Like George himself, his designs are heartwarming and sweet. He brings concepts, emotions, and common experiences, like a short Sunday stroll or two lovers biking together in their neighborhood, to life. He combines natural materials like stone and wood with man-made ones such as bronze and glass. The inconspicuous, whimsical details allow the overall design to be anyone’s story to tell. In the end, his work flirts with nostalgia and creates wall art that simply makes you smile. Peek inside the Studio Tour that marks one of my all time favorite travel moments and discover how George still gets inspired by everyday happenings after being in the art design world for over 20 years.

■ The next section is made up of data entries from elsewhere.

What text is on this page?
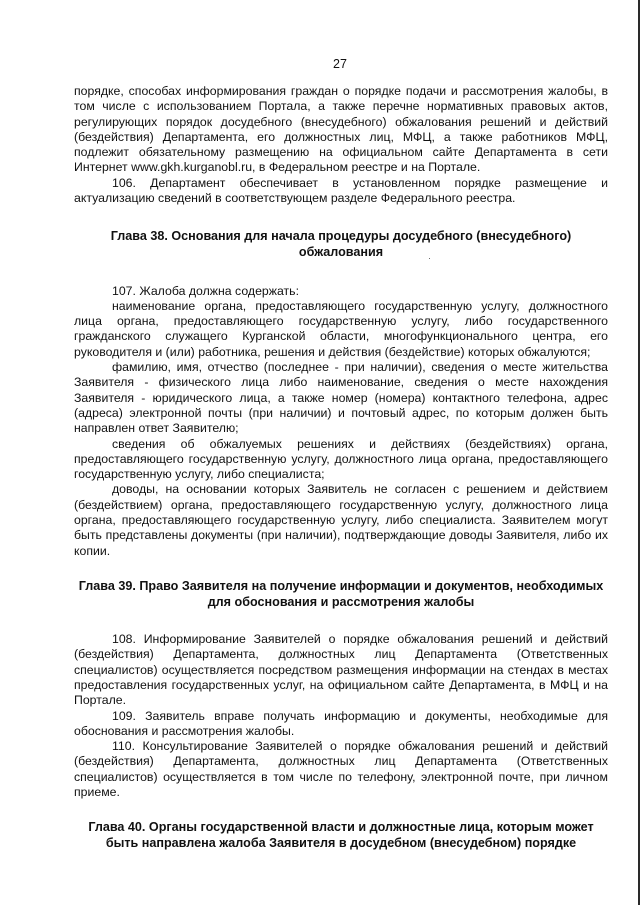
27

порядке, способах информирования граждан о порядке подачи и рассмотрения жалобы, в том числе с использованием Портала, а также перечне нормативных правовых актов, регулирующих порядок досудебного (внесудебного) обжалования решений и действий (бездействия) Департамента, его должностных лиц, МФЦ, а также работников МФЦ, подлежит обязательному размещению на официальном сайте Департамента в сети Интернет www.gkh.kurganobl.ru, в Федеральном реестре и на Портале.

106. Департамент обеспечивает в установленном порядке размещение и актуализацию сведений в соответствующем разделе Федерального реестра.

Глава 38. Основания для начала процедуры досудебного (внесудебного) обжалования

107. Жалоба должна содержать:

наименование органа, предоставляющего государственную услугу, должностного лица органа, предоставляющего государственную услугу, либо государственного гражданского служащего Курганской области, многофункционального центра, его руководителя и (или) работника, решения и действия (бездействие) которых обжалуются;

фамилию, имя, отчество (последнее - при наличии), сведения о месте жительства Заявителя - физического лица либо наименование, сведения о месте нахождения Заявителя - юридического лица, а также номер (номера) контактного телефона, адрес (адреса) электронной почты (при наличии) и почтовый адрес, по которым должен быть направлен ответ Заявителю;

сведения об обжалуемых решениях и действиях (бездействиях) органа, предоставляющего государственную услугу, должностного лица органа, предоставляющего государственную услугу, либо специалиста;

доводы, на основании которых Заявитель не согласен с решением и действием (бездействием) органа, предоставляющего государственную услугу, должностного лица органа, предоставляющего государственную услугу, либо специалиста. Заявителем могут быть представлены документы (при наличии), подтверждающие доводы Заявителя, либо их копии.

Глава 39. Право Заявителя на получение информации и документов, необходимых для обоснования и рассмотрения жалобы

108. Информирование Заявителей о порядке обжалования решений и действий (бездействия) Департамента, должностных лиц Департамента (Ответственных специалистов) осуществляется посредством размещения информации на стендах в местах предоставления государственных услуг, на официальном сайте Департамента, в МФЦ и на Портале.

109. Заявитель вправе получать информацию и документы, необходимые для обоснования и рассмотрения жалобы.

110. Консультирование Заявителей о порядке обжалования решений и действий (бездействия) Департамента, должностных лиц Департамента (Ответственных специалистов) осуществляется в том числе по телефону, электронной почте, при личном приеме.

Глава 40. Органы государственной власти и должностные лица, которым может быть направлена жалоба Заявителя в досудебном (внесудебном) порядке

·
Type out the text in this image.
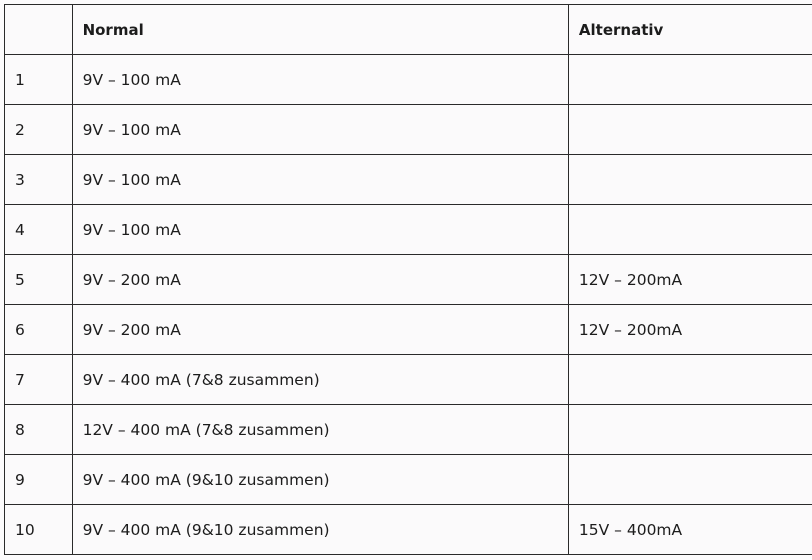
	Normal	Alternativ
1	9V – 100 mA	
2	9V – 100 mA	
3	9V – 100 mA	
4	9V – 100 mA	
5	9V – 200 mA	12V – 200mA
6	9V – 200 mA	12V – 200mA
7	9V – 400 mA (7&8 zusammen)	
8	12V – 400 mA (7&8 zusammen)	
9	9V – 400 mA (9&10 zusammen)	
10	9V – 400 mA (9&10 zusammen)	15V – 400mA
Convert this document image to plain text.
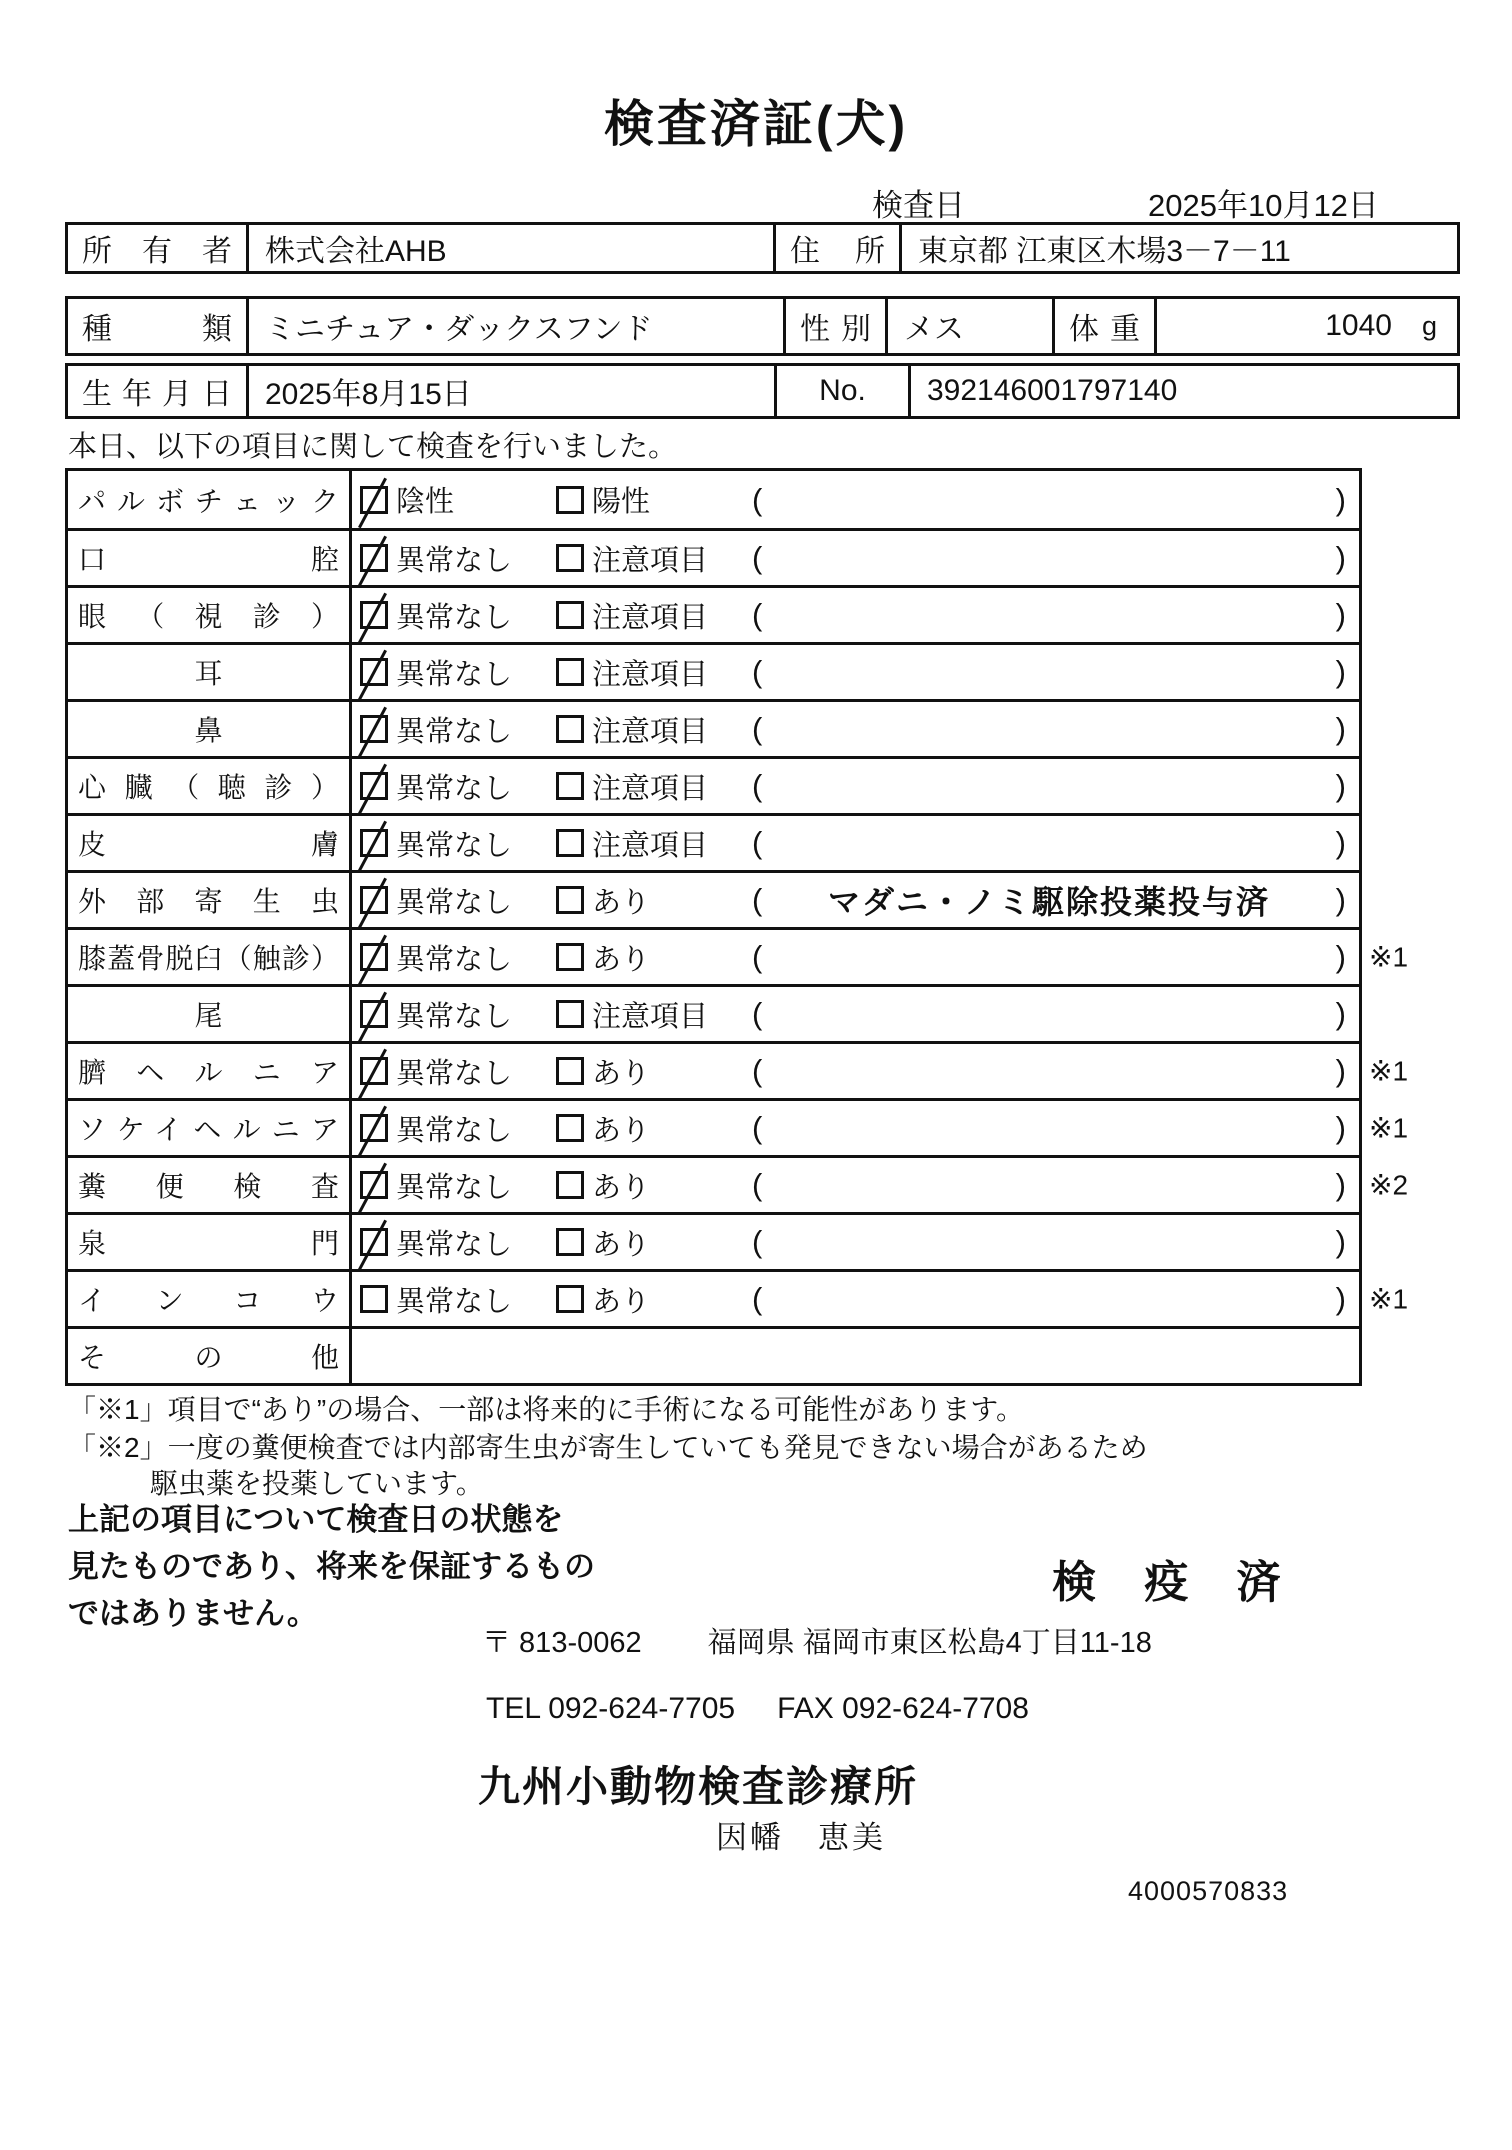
検査済証(犬)
検査日	2025年10月12日
所有者 株式会社AHB	住所 東京都 江東区木場3－7－11
種類 ミニチュア・ダックスフンド	性別 メス	体重	1040 g
生年月日 2025年8月15日	No. 392146001797140
本日、以下の項目に関して検査を行いました。
パルボチェック 陰性	陽性	(	)
口腔 異常なし	注意項目 (	)
眼（視診） 異常なし	注意項目 (	)
耳	異常なし	注意項目 (	)
鼻	異常なし	注意項目 (	)
心臓（聴診） 異常なし	注意項目 (	)
皮膚 異常なし	注意項目 (	)
外部寄生虫 異常なし	あり	(	マダニ・ノミ駆除投薬投与済	)
膝蓋骨脱臼（触診） 異常なし	あり	(	) ※1
尾	異常なし	注意項目 (	)
臍ヘルニア 異常なし	あり	(	) ※1
ソケイヘルニア 異常なし	あり	(	) ※1
糞便検査 異常なし	あり	(	) ※2
泉門 異常なし	あり	(	)
インコウ 異常なし	あり	(	) ※1
その他
「※1」項目で“あり”の場合、一部は将来的に手術になる可能性があります。
「※2」一度の糞便検査では内部寄生虫が寄生していても発見できない場合があるため
駆虫薬を投薬しています。
上記の項目について検査日の状態を
見たものであり、将来を保証するもの
ではありません。
検 疫 済
〒 813-0062 福岡県 福岡市東区松島4丁目11-18
TEL 092-624-7705 FAX 092-624-7708
九州小動物検査診療所
因幡　恵美
4000570833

The following interview has been translated from Greek to English by George Roumanas’ business partner and wife, Stella Spanopoulou.

What are your most essential tools?

The most essential tools I use are my pliers, drill, and welder.

Where do you find inspiration?

Having new designs for my bronze figures is important, so I visit exhibitions often and try to be informed with new decor styles. Inspiration can also happen throughout my day-to-day from sport activities, hanging out with my teenage daughter, spotting a couple in love, or even just walking home. Whether it’s a big moment like proposing to someone or or a leisure activity like riding bikes, it’s all about showcasing actions that can illustrate a positive emotion.

George (center) with his team, Kostas Ntoskas (left) and Samir Uddin (right)

Where does downtime fit into a day in the studio?

Downtime is not exactly at the same time every day, it really depends on my meetings and other obligations I’ve scheduled. However, we always make time for a thirty minute break visiting Nea Smyrni Square for coffee every single day!

What was the toughest lesson you’ve learned as a designer starting a business?

As an artist, you realize that your designs can easily be copied and it can happen pretty often–and a solution is certainly not easy to come by. It can definitely be frustrating. Yet, over the years I’ve learned how to pick my battles, communicate respectively with fellow artists, and just continue making.

How did you come up with the concept of your product?

It’s a pretty simple story. I have always loved bronze above any other material. In the beginning I didn’t have a plan. I built wooden frames and designed bronze figures just to see how it would look together. I also enjoyed combining the bronze figures with other materials like glass, stone, and wood. A few people saw my designs and asked if I could sell it to them so they could offer it as gifts to their family and friends.

How do you set goals for yourself?

I make small and steady steps in life and try not to put too much on my plate. When I complete a goal, I simply proceed to the next goal. I work best focusing on one idea at a time.

What is the process of making your product?

There are quite a lot of meticulous stages when it comes to my production and I admit that it can definitely be time consuming. But it is necessary that I make sure that each and every step is completed precisely. Some of the figures are made with a method called “casting” and, depending on the design, are joint together through welding. After, they are dipped in special liquids and brushed to get the color that’s revealed in the final touches. The figures are then varnished to guarantee that the color remains over the years, and then placed on the wooden frames that have already been coated three times based on the customer’s color choice. My designs are all handmade and and are not produced in a factory, so it can certainly take a lot of time and effort. It’s so rewarding when my art is sold or when I receive new orders to start the entire process all over again.

How do you recharge your creativity?

I listen to music, travel, and make sure I’m close to nature.

What quote keeps you motivated? What does that quote mean to you?

“Choose a job you love, and you will never have to work a day in your life.” I absolutely love my job and I’m never tired of dealing with even the smallest of details.